Liability For Third Party’s Actions

Published July/August 2014 by Ted Babbitt

In Dorsey v. Reider, 39 Fla. L. Weekly S163 (Fla. March 27, 2014), the Supreme Court analyzes the responsibility relative to the actions of third parties.  In that case, the defendant and his friend were drinking to excess with the plaintiff and the defendant became belligerent and combative.  The plaintiff derided him and walked out the door whereupon the defendant and his friend followed him and trapped him between cars.  The defendant actively blocked the plaintiff’s escape while a friend retrieved a tomahawk from the defendant’s truck and struck the plaintiff in the head.

A jury returned a verdict for substantial damages against the defendant and in favor of the plaintiff and the Third District reversed holding that the defendant did not owe a duty of care because there was no evidence that the defendant colluded with his friend or that the defendant could foresee the attack.

The Supreme Court found conflict with its opinion in McCain v.
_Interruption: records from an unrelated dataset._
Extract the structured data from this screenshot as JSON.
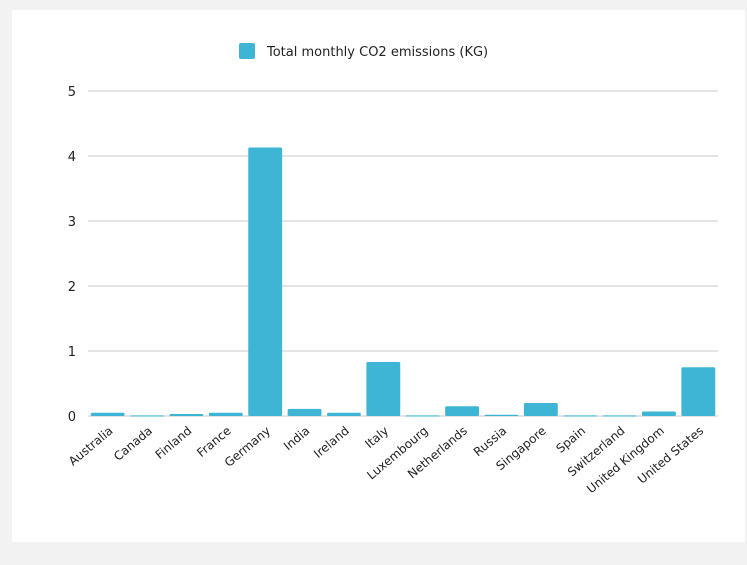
{
  "chart_data": {
    "type": "bar",
    "categories": [
      "Australia",
      "Canada",
      "Finland",
      "France",
      "Germany",
      "India",
      "Ireland",
      "Italy",
      "Luxembourg",
      "Netherlands",
      "Russia",
      "Singapore",
      "Spain",
      "Switzerland",
      "United Kingdom",
      "United States"
    ],
    "series": [
      {
        "name": "Total monthly CO2 emissions (KG)",
        "values": [
          0.05,
          0.01,
          0.03,
          0.05,
          4.13,
          0.11,
          0.05,
          0.83,
          0.01,
          0.15,
          0.02,
          0.2,
          0.01,
          0.01,
          0.07,
          0.75
        ]
      }
    ],
    "yticks": [
      0,
      1,
      2,
      3,
      4,
      5
    ],
    "ylim": [
      0,
      5
    ],
    "grid": true,
    "legend_position": "top-center",
    "bar_color": "#3fb5d5",
    "grid_color": "#c8c8c8"
  }
}
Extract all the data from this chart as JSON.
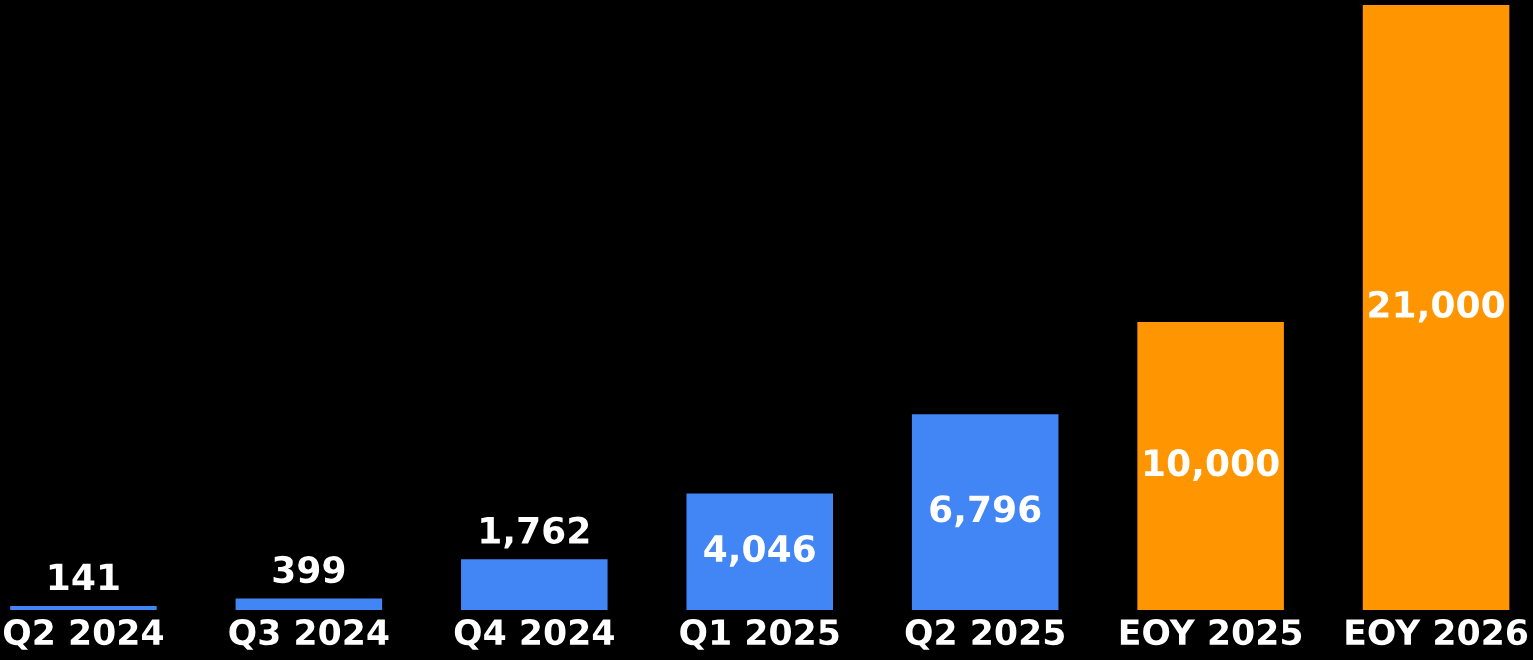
{
  "chart_data": {
    "type": "bar",
    "categories": [
      "Q2 2024",
      "Q3 2024",
      "Q4 2024",
      "Q1 2025",
      "Q2 2025",
      "EOY 2025",
      "EOY 2026"
    ],
    "values": [
      141,
      399,
      1762,
      4046,
      6796,
      10000,
      21000
    ],
    "value_labels": [
      "141",
      "399",
      "1,762",
      "4,046",
      "6,796",
      "10,000",
      "21,000"
    ],
    "colors": [
      "#4285f4",
      "#4285f4",
      "#4285f4",
      "#4285f4",
      "#4285f4",
      "#ff9500",
      "#ff9500"
    ],
    "grid": false,
    "legend": false,
    "tick_labels": "x"
  }
}
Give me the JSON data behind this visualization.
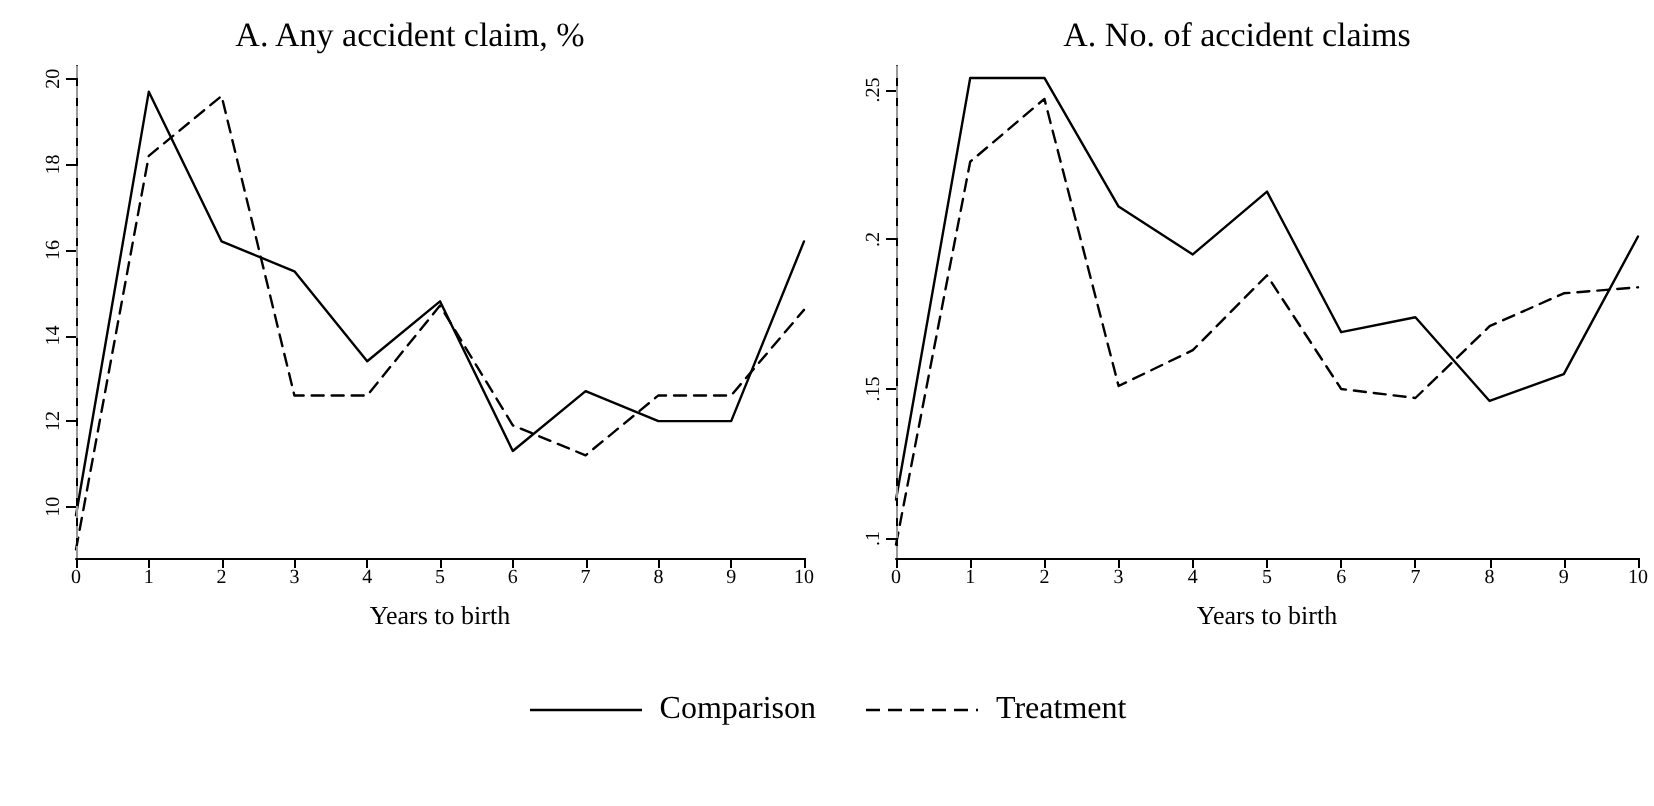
{
  "chart_data": [
    {
      "type": "line",
      "title": "A. Any accident claim, %",
      "xlabel": "Years to birth",
      "x": [
        0,
        1,
        2,
        3,
        4,
        5,
        6,
        7,
        8,
        9,
        10
      ],
      "xlim": [
        0,
        10
      ],
      "xticks": [
        0,
        1,
        2,
        3,
        4,
        5,
        6,
        7,
        8,
        9,
        10
      ],
      "ylim": [
        8.8,
        20.3
      ],
      "yticks": [
        10,
        12,
        14,
        16,
        18,
        20
      ],
      "grid": false,
      "legend": "bottom",
      "marker": "none",
      "series": [
        {
          "name": "Comparison",
          "color": "#000000",
          "line_style": "solid",
          "values": [
            9.8,
            19.7,
            16.2,
            15.5,
            13.4,
            14.8,
            11.3,
            12.7,
            12.0,
            12.0,
            16.2
          ]
        },
        {
          "name": "Treatment",
          "color": "#000000",
          "line_style": "dashed",
          "values": [
            9.0,
            18.2,
            19.6,
            12.6,
            12.6,
            14.7,
            11.9,
            11.2,
            12.6,
            12.6,
            14.6
          ]
        }
      ],
      "ref_lines": [
        {
          "axis": "x",
          "value": 0,
          "color": "#999999",
          "line_style": "dashed"
        }
      ]
    },
    {
      "type": "line",
      "title": "A. No. of accident claims",
      "xlabel": "Years to birth",
      "x": [
        0,
        1,
        2,
        3,
        4,
        5,
        6,
        7,
        8,
        9,
        10
      ],
      "xlim": [
        0,
        10
      ],
      "xticks": [
        0,
        1,
        2,
        3,
        4,
        5,
        6,
        7,
        8,
        9,
        10
      ],
      "ylim": [
        0.0935,
        0.258
      ],
      "yticks": [
        {
          "value": 0.1,
          "label": ".1"
        },
        {
          "value": 0.15,
          "label": ".15"
        },
        {
          "value": 0.2,
          "label": ".2"
        },
        {
          "value": 0.25,
          "label": ".25"
        }
      ],
      "grid": false,
      "marker": "none",
      "series": [
        {
          "color": "#000000",
          "line_style": "solid",
          "values": [
            0.113,
            0.254,
            0.254,
            0.211,
            0.195,
            0.216,
            0.169,
            0.174,
            0.146,
            0.155,
            0.201
          ]
        },
        {
          "color": "#000000",
          "line_style": "dashed",
          "values": [
            0.098,
            0.226,
            0.247,
            0.151,
            0.163,
            0.188,
            0.15,
            0.147,
            0.171,
            0.182,
            0.184
          ]
        }
      ],
      "ref_lines": [
        {
          "axis": "x",
          "value": 0,
          "color": "#999999",
          "line_style": "dashed"
        }
      ]
    }
  ]
}
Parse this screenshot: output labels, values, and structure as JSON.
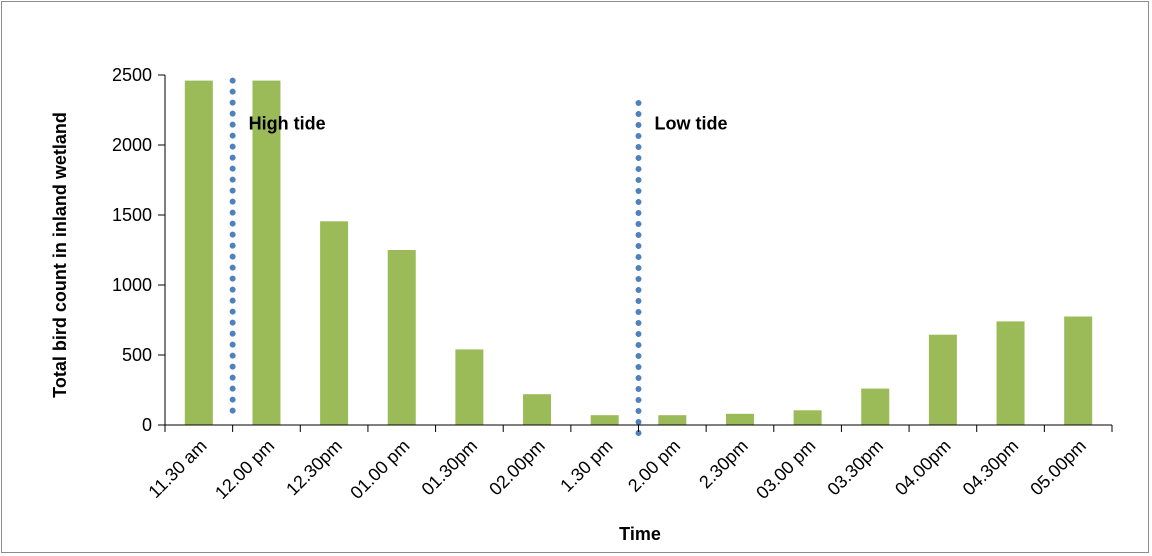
{
  "chart_data": {
    "type": "bar",
    "title": "",
    "xlabel": "Time",
    "ylabel": "Total bird count in inland wetland",
    "categories": [
      "11.30 am",
      "12.00 pm",
      "12.30pm",
      "01.00 pm",
      "01.30pm",
      "02.00pm",
      "1.30 pm",
      "2.00 pm",
      "2.30pm",
      "03.00 pm",
      "03.30pm",
      "04.00pm",
      "04.30pm",
      "05.00pm"
    ],
    "values": [
      2460,
      2460,
      1455,
      1250,
      540,
      220,
      70,
      70,
      80,
      105,
      260,
      645,
      740,
      775
    ],
    "ylim": [
      0,
      2500
    ],
    "yticks": [
      0,
      500,
      1000,
      1500,
      2000,
      2500
    ],
    "grid": false,
    "legend": "none",
    "colors": {
      "bar": "#9bbb59",
      "marker_line": "#4f81bd",
      "axis": "#000000"
    },
    "annotations": [
      {
        "text": "High tide",
        "after_category_index": 0,
        "y_top": 2300
      },
      {
        "text": "Low  tide",
        "after_category_index": 6,
        "y_top": 2300
      }
    ]
  }
}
Florida Power Corp., 593 So. 2d 500 (Fla. 1992).  There the Supreme Court held that a duty could arise from the general facts of a case.  The Supreme Court in McCain relied upon the concept of defendant’s conduct creating “a foreseeable zone of risk.”  At 502, the Supreme Court in McCain held:

The duty element of negligence focuses on whether

the defendant’s conduct foreseeably created a

broader ‘zone of risk’ that poses a general threat of

harm to others.


At 503, the McCain opinion holds:

The statute books and case law, in other words,

are not required to catalog and expressly proscribe

every conceivable risk in order for it to give rise to

a duty of care. Rather, each defendant who creates

a risk is required to exercise prudent foresight

whenever others may be injured as a result.  This

requirement of reasonable, general foresight is

the core of the duty element.  For the same reasons,

duty exists as a matter of law and is not a factual

question for the jury to decide:  Duty is the

standard of conduct given to the jury for gauging the

defendant’s factual conduct.  As a corollary, the

trial and appellate court cannot find a lack of duty

if a foreseeable zone of risk more likely than not

was created by the defendant.


In Dorsey v. Reider, supra, the Court confirms that ordinarily there is no legal duty to prevent the misconduct of third persons unless one of the exceptions to that rule is carved out by the facts.  Those exceptions include instances where the defendant is in actual or constructive control of the instrumentality, the premises on which the tort was committed, or the tortfeasor.

In Dorsey, the Court explains the distinction between duty and proximate cause explaining that a duty arises any time the defendant’s conduct creates a foreseeable zone of risk whether or not the defendant could actually foresee the injury which occurs.

The Court explains that the Third District was in error in construing the Supreme Court’s opinion in McCain, supra.  At 164, the Court holds:

However, our McCain decision does not require that

to find a duty of care under these circumstances,

there must be evidence that the defendant colluded

with the third party to cause harm or knew exactly

what form that harm might take – only that his

conduct created a general zone of foreseeable danger

of harm.  The exact type of injury that results is not

required to be anticipated.


Foreseeability is still required to show proximate cause.  At 163, the Court holds:

. . . establishing the existence of a duty is primarily

a legal question and requires demonstrating that

the activity at issue created a general zone of

foreseeable danger of harm to others.

Establishing proximate cause requires a factual

showing that the dangerous activity foreseeably

caused the specific harm suffered by those

claiming injury.


While the issue of duty is one for the Court to determine, proximate cause is almost invariably a jury question.  Thus, the courthouse door is open when defendant’s conduct is shown to have caused the creation of a foreseeable zone of risk posing a general threat of harm to others.  That is sufficient for the Court to hold that a duty exists on the part of the defendant to the plaintiff.  Thereafter a jury question is raised as to whether the specific harm to the plaintiff was sufficiently foreseeable to pass the proximate cause test.